The plot for any story is the series of events that increases the intensity of the conflict until the end reveals who wins. Since the conflict is actually the struggle between opposing forces and the goal here is to change one thing about the plot of Connell's "The Most Dangerous Game," then twisting the conflict would be how to do it.
The main conflict is man vs. man: Zaroff vs. Rainsford. Two strong and experienced hunters are pitted against each other in a battle of hunting wits to the death. To change the plot, one could add another element of conflict, such as society or nature, that would add more intensity to the story. Maybe Rainsford is able to contact a local community on the island who can send police or soldiers to help take down Zaroff's island of strategic death. Or with nature, maybe a hurricane or tsunami comes to the island and Zaroff and Rainsford have to make an uncommon alliance in order to save some villagers.

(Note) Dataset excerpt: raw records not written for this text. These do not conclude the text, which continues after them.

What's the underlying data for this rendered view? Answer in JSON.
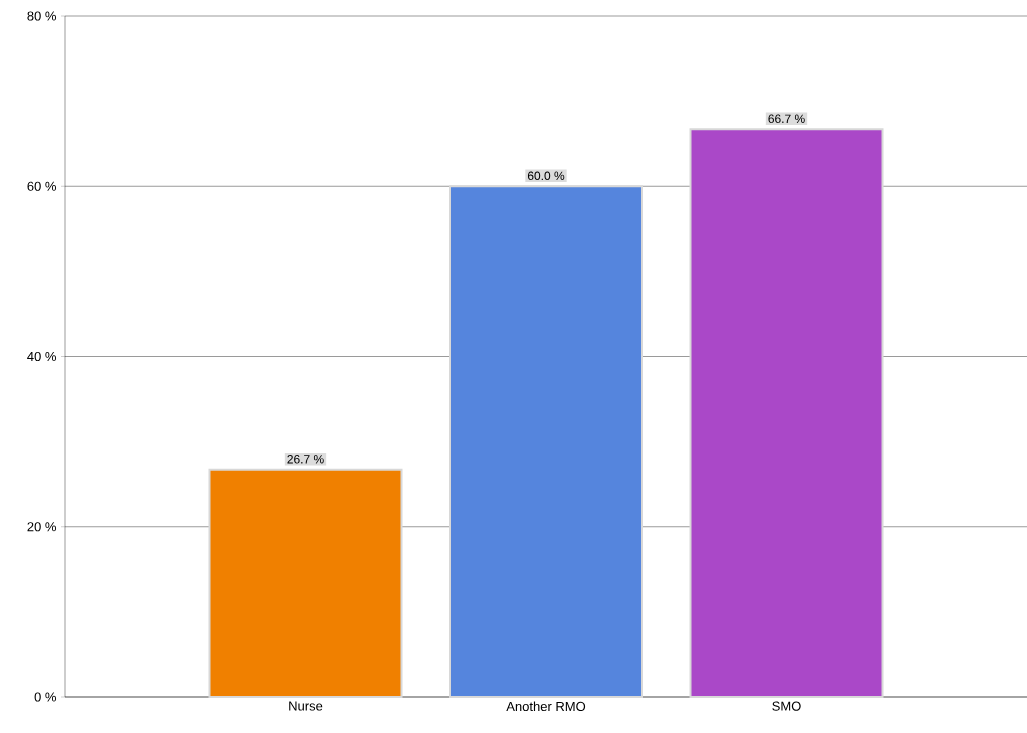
{
  "chart_data": {
    "type": "bar",
    "categories": [
      "Nurse",
      "Another RMO",
      "SMO"
    ],
    "values": [
      26.7,
      60.0,
      66.7
    ],
    "colors": [
      "#f08000",
      "#5585dd",
      "#aa48c8"
    ],
    "value_labels": [
      "26.7 %",
      "60.0 %",
      "66.7 %"
    ],
    "ylim": [
      0,
      80
    ],
    "yticks": [
      {
        "value": 0,
        "label": "0 %"
      },
      {
        "value": 20,
        "label": "20 %"
      },
      {
        "value": 40,
        "label": "40 %"
      },
      {
        "value": 60,
        "label": "60 %"
      },
      {
        "value": 80,
        "label": "80 %"
      }
    ],
    "grid": "y"
  }
}
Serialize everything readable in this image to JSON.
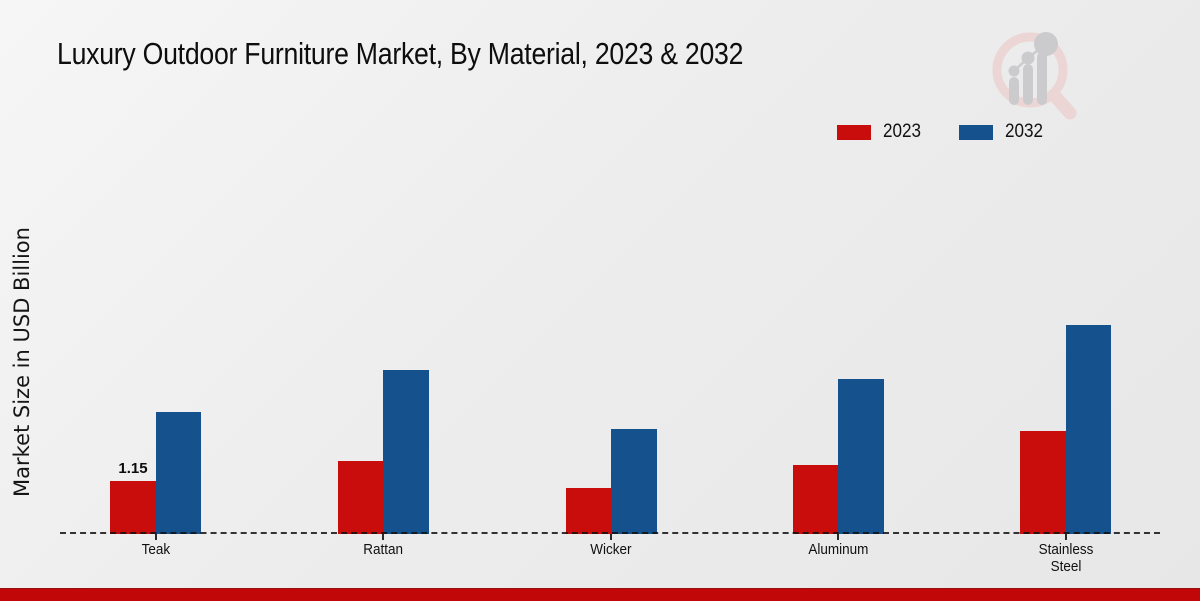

Another idea might be to take an aspect between Zaroff and Rainsford that is part of the conflict and use it to change one element of the plot. For example, take the following passage quoted by Zaroff as an instrument for changing the plot:
Ah, well, doubtless you had Puritan ancestors. So many Americans appear to have had. I'll wager you'll forget your notions when you go hunting with me. You've a genuine new thrill in store for you, Mr. Rainsford.
In the story, Rainsford does forget his notion that he would never hunt down and kill a man because that's exactly what he does in the end. After feeling like an animal "at bay" for three days, Rainsford turns into a man-killer just like Zaroff in the end by killing his hunter. If, in fact, Rainsford spares Zaroff's life instead of killing him in the end, then Rainsford would win by sparing a life rather than taking one.